How Does Supply Chain Finance Inhibit Enterprises “Shifting from Real to Virtual”? Evidence from A-share Listed Companies
DOI:
https://doi.org/10.6981/FEM.202510_6(10).0015Keywords:
Supply Chain Finance; Enterprise Financialization; Theory of Information Asymmetry.Abstract
Supply chain finance(SCF), as an innovative model of integration between industry and finance, has highlighted its strategic role in serving the real economy. However, the problem of non-financial enterprises "moving away from the real economy towards the virtual economy" has constrained the high-quality development of the economy. This paper selects Chinese A-share listed companies from 2009 to 2023 as samples and, based on the theory of information asymmetry, empirically examines the impact influence of SCF on enterprise financialization. The research results show that SCF has a significant negative effect on enterprise financialization. Heterogeneity analysis shows that this inhibitory effect is more pronounced for mature and declining firms, as well as for enterprises in the eastern and central regions.

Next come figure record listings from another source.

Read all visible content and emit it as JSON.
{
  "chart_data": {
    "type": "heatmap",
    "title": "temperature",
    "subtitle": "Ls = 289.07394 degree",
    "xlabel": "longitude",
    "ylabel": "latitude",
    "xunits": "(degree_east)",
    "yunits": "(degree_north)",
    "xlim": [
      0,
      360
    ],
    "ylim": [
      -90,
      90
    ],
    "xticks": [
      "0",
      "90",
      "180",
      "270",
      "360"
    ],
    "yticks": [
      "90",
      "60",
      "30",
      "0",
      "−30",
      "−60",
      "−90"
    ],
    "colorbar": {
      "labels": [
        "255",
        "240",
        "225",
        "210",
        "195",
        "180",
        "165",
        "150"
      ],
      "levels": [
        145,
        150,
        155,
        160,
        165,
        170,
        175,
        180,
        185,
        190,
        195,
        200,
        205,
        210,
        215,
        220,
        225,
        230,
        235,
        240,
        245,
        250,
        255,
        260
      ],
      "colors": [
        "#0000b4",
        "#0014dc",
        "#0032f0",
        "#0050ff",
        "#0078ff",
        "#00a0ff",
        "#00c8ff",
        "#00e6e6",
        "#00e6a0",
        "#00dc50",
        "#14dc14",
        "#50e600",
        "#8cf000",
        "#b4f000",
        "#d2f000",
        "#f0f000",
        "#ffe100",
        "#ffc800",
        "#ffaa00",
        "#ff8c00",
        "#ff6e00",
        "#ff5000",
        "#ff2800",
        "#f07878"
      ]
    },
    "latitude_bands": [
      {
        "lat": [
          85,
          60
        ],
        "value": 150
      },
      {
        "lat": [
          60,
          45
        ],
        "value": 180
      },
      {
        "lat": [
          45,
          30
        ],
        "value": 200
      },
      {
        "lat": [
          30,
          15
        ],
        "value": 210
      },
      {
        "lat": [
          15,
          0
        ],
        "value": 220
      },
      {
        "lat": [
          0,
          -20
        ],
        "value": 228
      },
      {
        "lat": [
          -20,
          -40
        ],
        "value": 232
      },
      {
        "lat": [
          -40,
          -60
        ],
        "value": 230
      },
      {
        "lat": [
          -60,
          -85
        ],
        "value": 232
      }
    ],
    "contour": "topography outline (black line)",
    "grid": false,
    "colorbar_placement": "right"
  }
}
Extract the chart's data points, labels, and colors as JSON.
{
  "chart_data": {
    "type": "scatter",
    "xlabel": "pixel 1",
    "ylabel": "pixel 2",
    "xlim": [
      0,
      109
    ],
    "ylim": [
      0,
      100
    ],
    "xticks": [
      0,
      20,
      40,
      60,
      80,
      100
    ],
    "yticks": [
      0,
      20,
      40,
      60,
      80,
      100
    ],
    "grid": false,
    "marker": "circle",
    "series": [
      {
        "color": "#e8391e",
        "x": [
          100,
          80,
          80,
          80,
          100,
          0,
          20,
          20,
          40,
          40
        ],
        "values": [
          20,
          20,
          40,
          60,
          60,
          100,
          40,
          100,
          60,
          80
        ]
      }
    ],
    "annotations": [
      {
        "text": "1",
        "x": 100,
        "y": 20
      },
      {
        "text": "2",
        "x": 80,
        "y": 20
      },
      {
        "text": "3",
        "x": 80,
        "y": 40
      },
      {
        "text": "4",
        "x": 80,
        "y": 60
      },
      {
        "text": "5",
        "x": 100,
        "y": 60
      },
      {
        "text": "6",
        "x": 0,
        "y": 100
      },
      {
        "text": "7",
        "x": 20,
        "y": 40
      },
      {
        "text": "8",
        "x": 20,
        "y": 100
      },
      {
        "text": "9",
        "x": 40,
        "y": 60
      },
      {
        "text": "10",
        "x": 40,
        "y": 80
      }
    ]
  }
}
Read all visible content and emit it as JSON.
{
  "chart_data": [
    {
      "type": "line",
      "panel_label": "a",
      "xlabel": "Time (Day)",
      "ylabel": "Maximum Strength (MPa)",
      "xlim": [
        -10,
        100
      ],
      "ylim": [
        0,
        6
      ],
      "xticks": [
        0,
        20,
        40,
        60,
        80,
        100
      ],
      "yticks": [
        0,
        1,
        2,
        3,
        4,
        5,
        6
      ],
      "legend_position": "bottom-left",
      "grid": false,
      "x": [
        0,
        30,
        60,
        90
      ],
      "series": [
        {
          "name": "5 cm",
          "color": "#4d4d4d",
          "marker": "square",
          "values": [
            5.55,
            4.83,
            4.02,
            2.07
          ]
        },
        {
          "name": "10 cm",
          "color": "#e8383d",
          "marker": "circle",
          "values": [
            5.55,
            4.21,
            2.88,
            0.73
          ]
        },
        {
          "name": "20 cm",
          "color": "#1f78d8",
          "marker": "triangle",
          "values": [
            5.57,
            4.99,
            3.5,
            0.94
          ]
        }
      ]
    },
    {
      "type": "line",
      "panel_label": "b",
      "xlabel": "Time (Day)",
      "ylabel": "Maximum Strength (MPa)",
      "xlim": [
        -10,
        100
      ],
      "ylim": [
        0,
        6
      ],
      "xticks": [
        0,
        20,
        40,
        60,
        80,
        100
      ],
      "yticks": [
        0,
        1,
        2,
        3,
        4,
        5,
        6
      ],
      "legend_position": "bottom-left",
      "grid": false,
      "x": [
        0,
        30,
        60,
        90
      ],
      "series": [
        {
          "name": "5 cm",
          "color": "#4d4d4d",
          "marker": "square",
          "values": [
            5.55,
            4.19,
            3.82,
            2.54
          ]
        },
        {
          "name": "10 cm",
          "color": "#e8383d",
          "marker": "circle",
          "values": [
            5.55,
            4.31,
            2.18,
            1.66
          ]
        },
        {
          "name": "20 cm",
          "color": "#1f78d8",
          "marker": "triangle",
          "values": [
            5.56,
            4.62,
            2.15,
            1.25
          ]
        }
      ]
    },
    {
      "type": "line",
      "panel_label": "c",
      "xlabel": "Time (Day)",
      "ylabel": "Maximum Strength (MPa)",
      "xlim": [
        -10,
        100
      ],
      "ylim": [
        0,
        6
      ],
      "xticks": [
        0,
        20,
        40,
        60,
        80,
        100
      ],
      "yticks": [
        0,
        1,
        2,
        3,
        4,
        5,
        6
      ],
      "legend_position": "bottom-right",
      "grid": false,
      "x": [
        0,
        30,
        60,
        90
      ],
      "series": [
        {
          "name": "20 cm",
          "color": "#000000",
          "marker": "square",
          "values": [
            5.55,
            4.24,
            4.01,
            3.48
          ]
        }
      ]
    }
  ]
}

Furthermore, mechanism tests confirm that SCF curbs financialization by alleviating financing constraints and mitigating managerial myopia. This study extends the literature on the economic consequences of SCF through the lens of enterprises financialization, providing theoretical support and empirical evidence for governments to formulate differentiated SCF policies and for firms to optimize capital allocation.